Every pastor has a few of those people: The ones you avoid at coffee hour. The ones you think about in the middle of the night. The ones who cling to you or come after you. The people you try to keep off the board. They may be extra intense. They may have a strong point of view that completely differs from yours. They may have mental health issues. They may have many emotional and physical needs.

What do you do about them?

Here’s what we usually do:

Avoid them.

Complain to others (often our spouse) about them.

Spend more time with them than we want.

Spend time solving their problems.

Ruminate on what to do about them.

Here are some other options to consider.

  1. Instead of avoiding, lean in to your own anxiety and approach them. When you notice the tendency to avoid, resist it. If they call you and your heart sinks, call or text them back quickly. If you see them and want to go the other way, go talk to them. You can take just a few minutes, but it’s a way of not lettng your anxiety about them govern you.
  2. Instead of complaining about them, talk to them. You may need to make requests to them about their behavior (easier said than done, I know). At least try to stop complaining about them–it won’t solve the problem. And complaining to your spouse won’t help your marriage (or your spouse’s relationship with that individual).
  3. Instead of spending more time with them, spend less time. This may seem to contradict number one, but you can do both at different times. For the people who monopolize your time, remember that you don’t have to spend as much time with them as they want. You can say, I have to go now. I have another appointment. I’ll talk to you Sunday. Some people will talk to you for two hours if you let them, and you don’t have to spend that much time.
  4. Instead of spending time solving their problems, push the responsibility back to them. “I’m all out of ideas. What ideas do you have?” “What resources do you have that will help you figure this out:”  “How is your faith a help for you at this difficult time?”
  5. Instead of spending time ruminating on a problem person and getting nowhere, reflect on your own ministry goals.

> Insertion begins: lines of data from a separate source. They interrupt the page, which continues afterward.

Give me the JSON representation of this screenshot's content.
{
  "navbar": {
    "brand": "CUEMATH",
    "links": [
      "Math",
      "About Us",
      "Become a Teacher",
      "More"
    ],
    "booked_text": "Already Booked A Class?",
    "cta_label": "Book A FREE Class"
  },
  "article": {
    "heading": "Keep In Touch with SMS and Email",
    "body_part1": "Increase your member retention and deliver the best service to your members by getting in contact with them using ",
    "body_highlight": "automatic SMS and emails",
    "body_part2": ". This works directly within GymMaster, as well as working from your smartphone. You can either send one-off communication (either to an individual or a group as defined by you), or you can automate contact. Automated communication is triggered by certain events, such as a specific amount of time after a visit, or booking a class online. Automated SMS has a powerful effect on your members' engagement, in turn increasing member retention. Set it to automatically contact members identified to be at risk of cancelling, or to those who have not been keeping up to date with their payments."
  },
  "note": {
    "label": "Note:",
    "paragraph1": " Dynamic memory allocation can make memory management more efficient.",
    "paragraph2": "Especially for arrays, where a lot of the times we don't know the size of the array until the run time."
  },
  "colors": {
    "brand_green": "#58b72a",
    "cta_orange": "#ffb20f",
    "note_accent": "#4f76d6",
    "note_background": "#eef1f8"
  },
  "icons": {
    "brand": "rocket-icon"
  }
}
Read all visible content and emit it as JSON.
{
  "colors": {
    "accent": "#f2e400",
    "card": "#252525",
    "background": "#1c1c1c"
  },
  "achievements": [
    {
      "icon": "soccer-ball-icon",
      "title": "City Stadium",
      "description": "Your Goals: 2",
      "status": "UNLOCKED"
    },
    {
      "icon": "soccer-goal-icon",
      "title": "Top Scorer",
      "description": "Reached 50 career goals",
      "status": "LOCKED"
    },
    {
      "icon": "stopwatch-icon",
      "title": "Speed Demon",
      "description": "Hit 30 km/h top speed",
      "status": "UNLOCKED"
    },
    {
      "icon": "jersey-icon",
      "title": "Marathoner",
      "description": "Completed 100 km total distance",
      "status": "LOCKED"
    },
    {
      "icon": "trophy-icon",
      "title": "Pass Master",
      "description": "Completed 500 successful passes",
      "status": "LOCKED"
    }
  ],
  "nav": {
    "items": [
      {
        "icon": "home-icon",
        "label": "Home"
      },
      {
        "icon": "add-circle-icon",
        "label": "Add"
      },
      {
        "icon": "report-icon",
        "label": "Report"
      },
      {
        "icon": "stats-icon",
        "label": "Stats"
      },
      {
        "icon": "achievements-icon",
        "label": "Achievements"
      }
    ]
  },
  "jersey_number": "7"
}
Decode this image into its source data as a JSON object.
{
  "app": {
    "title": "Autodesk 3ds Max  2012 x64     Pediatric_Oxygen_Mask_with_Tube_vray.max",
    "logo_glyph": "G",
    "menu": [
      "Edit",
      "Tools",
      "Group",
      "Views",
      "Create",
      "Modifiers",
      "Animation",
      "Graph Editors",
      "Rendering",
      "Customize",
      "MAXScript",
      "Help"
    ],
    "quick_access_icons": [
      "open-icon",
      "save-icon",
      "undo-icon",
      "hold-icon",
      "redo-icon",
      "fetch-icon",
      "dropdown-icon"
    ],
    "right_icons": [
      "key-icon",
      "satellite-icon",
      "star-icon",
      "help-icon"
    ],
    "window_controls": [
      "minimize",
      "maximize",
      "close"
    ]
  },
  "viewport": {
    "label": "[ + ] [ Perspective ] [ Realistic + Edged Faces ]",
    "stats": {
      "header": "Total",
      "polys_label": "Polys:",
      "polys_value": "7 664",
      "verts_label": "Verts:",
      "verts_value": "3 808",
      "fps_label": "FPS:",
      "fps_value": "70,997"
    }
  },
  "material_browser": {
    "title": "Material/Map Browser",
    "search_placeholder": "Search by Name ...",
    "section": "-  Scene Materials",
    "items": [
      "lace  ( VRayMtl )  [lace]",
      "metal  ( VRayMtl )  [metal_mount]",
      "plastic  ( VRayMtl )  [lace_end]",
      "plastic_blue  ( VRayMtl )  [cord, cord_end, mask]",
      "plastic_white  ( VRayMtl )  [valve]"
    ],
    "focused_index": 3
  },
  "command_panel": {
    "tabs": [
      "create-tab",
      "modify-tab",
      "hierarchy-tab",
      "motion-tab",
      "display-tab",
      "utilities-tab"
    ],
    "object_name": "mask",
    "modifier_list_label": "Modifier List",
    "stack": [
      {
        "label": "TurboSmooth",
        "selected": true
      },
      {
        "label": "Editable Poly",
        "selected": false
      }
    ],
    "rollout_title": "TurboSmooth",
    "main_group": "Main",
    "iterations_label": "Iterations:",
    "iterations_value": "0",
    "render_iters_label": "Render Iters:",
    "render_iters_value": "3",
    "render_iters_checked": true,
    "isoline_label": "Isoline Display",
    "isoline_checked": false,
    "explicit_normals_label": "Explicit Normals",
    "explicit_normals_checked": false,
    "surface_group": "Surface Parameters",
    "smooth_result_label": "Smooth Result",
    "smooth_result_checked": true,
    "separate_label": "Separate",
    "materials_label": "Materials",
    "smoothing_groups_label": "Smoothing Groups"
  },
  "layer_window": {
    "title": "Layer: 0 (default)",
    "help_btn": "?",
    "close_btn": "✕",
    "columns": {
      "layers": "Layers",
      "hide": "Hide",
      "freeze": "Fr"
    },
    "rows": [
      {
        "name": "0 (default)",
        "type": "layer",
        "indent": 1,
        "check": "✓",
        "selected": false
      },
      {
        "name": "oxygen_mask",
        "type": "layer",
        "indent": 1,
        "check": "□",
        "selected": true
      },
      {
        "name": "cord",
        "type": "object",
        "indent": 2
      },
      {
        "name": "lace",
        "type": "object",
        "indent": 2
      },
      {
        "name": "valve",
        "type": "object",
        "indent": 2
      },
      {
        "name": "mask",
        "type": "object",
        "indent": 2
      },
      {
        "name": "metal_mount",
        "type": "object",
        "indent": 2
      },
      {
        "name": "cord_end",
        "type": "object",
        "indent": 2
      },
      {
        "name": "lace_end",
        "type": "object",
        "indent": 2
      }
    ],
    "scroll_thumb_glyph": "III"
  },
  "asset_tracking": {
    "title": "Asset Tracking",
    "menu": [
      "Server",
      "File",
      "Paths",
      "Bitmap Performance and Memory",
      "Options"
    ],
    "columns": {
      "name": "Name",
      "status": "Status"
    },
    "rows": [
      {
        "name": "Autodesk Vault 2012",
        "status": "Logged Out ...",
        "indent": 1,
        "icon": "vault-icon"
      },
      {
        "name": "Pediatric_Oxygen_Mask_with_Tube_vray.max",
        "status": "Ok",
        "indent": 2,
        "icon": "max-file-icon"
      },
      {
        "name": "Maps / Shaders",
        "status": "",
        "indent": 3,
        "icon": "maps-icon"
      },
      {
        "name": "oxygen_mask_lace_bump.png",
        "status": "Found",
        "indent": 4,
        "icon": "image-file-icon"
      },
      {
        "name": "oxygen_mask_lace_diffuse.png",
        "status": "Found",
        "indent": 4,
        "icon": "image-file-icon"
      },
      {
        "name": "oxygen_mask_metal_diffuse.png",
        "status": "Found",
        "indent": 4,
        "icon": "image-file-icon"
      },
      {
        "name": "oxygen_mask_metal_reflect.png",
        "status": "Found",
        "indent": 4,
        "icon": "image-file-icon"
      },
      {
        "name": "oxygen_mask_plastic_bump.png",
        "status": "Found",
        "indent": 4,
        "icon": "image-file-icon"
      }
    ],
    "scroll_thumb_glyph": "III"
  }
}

Here are two additional ideas to go deeper:

  1. Think about your own response to this person. They may have issues, but so do you–we all do. Something in you gets hooked by them. Reflect on your own family of origin, and what the family patterns might make you vulnerable here.
  2. Pray for them. Use this challenging relationships as a spiritual growth opportunity. At the very least, you can simply mention their name to God.

What do you do to manage a difficult relationship at church in a healthier way?